Tuesday, 2 December 2008

This is a weeping song(s)

I'm launching rather prematurely into a topic I'm destined to obsess over in this blog. This will be the first of many postings on the pleasure of melancholy music, or weeping songs as the gentleman to my left calls them. I pre-empt a more planned rumination on this subject because I went to see Nick Cave live a few nights ago, and he is much on my mind. I thought I'd simply get off my chest something that's been bugging me for years about Cave. How to reconcile the two sides of Nick Cave's art - the tender lyricist of some of the most heart-rending reflections on lost love, and, a barn-storming, hell-raising, fire-and-brimstone, demonic preacher of twisted despair, damnation or redemption.

Nick Cave generally rocks. He came from rock - a cauldron of punk-goth-Cramps noise making in his earliest days as The Birthday Party from down under, and he seems determined to return to hell in his latest handcart, the rather noisy Grinderman venture. His latest studio albums, and also his live performances favour the rock side of things, and are very very noisy. He shouts, he struts (he even did a crowd dive the other night, something I had never seen him do before, and which a 50 year old should think twice about), and he and the band have a wail of a time kicking up an aural rumpus, and the fans love it too. Now, that might be stating the bleeding obvious to long-standing Cave fans, or serious musos, and simply describing what he has always been about, with a possible, and in their mind, rather regrettable period around 97-01, when he did a lot of ballads and took the tempo and noise right down. The thing is, that's when I got into him, and that's the Cave I know and love and need. I'm not a big rock or noisy rumpus fan (vide my Lexicon of Love posting), and so for me this middle period was at his best, albeit unhappiest.


The Nick Cave of The Boatman's Call, and No More Shall We Part, who was getting over a very messy break up with P J Harvey, and poured a lot of his grief - both general and specific - into his piano and typewriter. In 1999, the first time I went to see him at the Royal Festival Hall, he did nearly all ballads from The Boatman's Call (with a few of the old hell-raisers for the encore just to please the crowd and give his band of hardened rockers The Bad Seeds something to justify their bus fares), and I thought I had died and gone to hell - a happy hell of melodic misery. But this seems impossible now. When he throws the occasional ballad into his live shows now, it seems out of place, and the audience doesn't know what to do with it. I do, I stand there with wet eyes wishing it was all like this, that his heart was still broken, and he would carry on penning what he once called 'lifelines thrown into the galaxies by a drowning man'. He was describing what all love songs should be, and he was talking in 1999, when his certainly were back then.

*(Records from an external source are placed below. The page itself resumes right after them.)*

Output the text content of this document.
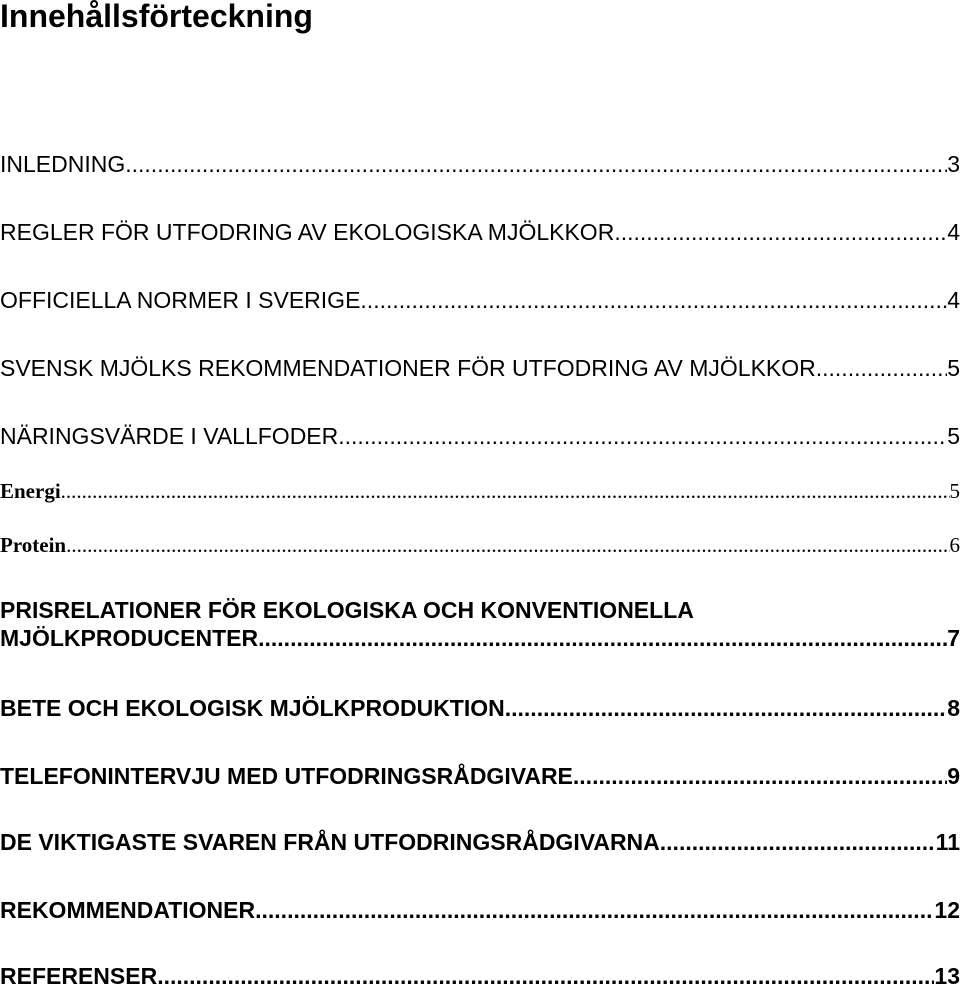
Innehållsförteckning
INLEDNING .....	3
REGLER FÖR UTFODRING AV EKOLOGISKA MJÖLKKOR .....	4
OFFICIELLA NORMER I SVERIGE .....	4
SVENSK MJÖLKS REKOMMENDATIONER FÖR UTFODRING AV MJÖLKKOR .....	5
NÄRINGSVÄRDE I VALLFODER .....	5
Energi .....	5
Protein .....	6
PRISRELATIONER FÖR EKOLOGISKA OCH KONVENTIONELLA
MJÖLKPRODUCENTER .....	7
BETE OCH EKOLOGISK MJÖLKPRODUKTION .....	8
TELEFONINTERVJU MED UTFODRINGSRÅDGIVARE .....	9
DE VIKTIGASTE SVAREN FRÅN UTFODRINGSRÅDGIVARNA .....	11
REKOMMENDATIONER .....	12
REFERENSER .....	13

But he's happily married, living by the seaside now with wife and kids, and no longer drowning but waving. I miss the misery. Songs like 'People they ain't no good' (the title says it all); 'Brompton Oratory', and 'Love Letter'. The last I've even written about in a chapter I wrote about love and love songs in a book I wrote about sunshine (about the weather imagery in the song), but I haven't exhausted it, and I haven't stopped playing it. And I didn't stop playing these slices of eloquent anguish through a very rocky emotional patch I went through just as I discovered Mr Cave. They are so entwined with my emotional memories of a messy break up of my own back then that they now have a near Pavlovian potency, inducing a second-hand heartache when the actual wounds have healed. These songs are aural gin for me. Best mixed with tears. And that's why I needed him then, and why I bitterly resent him now howling away and waving to me from the top deck of the happy bus of rock.*

*I confess I'm guilty of absurd simplification here, as any Nick Cave fan would testify. The man released an album called Murder Ballads after all, and so the 2 sides - the howling hell-raiser and the heart-break balladeer - are of the same highly original coin. It comes down to what I would like to call 'eloquent anguish', which Mr Cave, howling or weeping, has by the bucket load. I do enjoy many of his barn-stormers (The Mercy Seat, Papa Won't Leave you Henry, Yes, We Have No Bananas), when he serves them up, but I'm just making a rather sulky point that I wish he wasn't so happy now. His gain has been music's loss in my view, and I'm still standing here needing lifelines to the galaxies.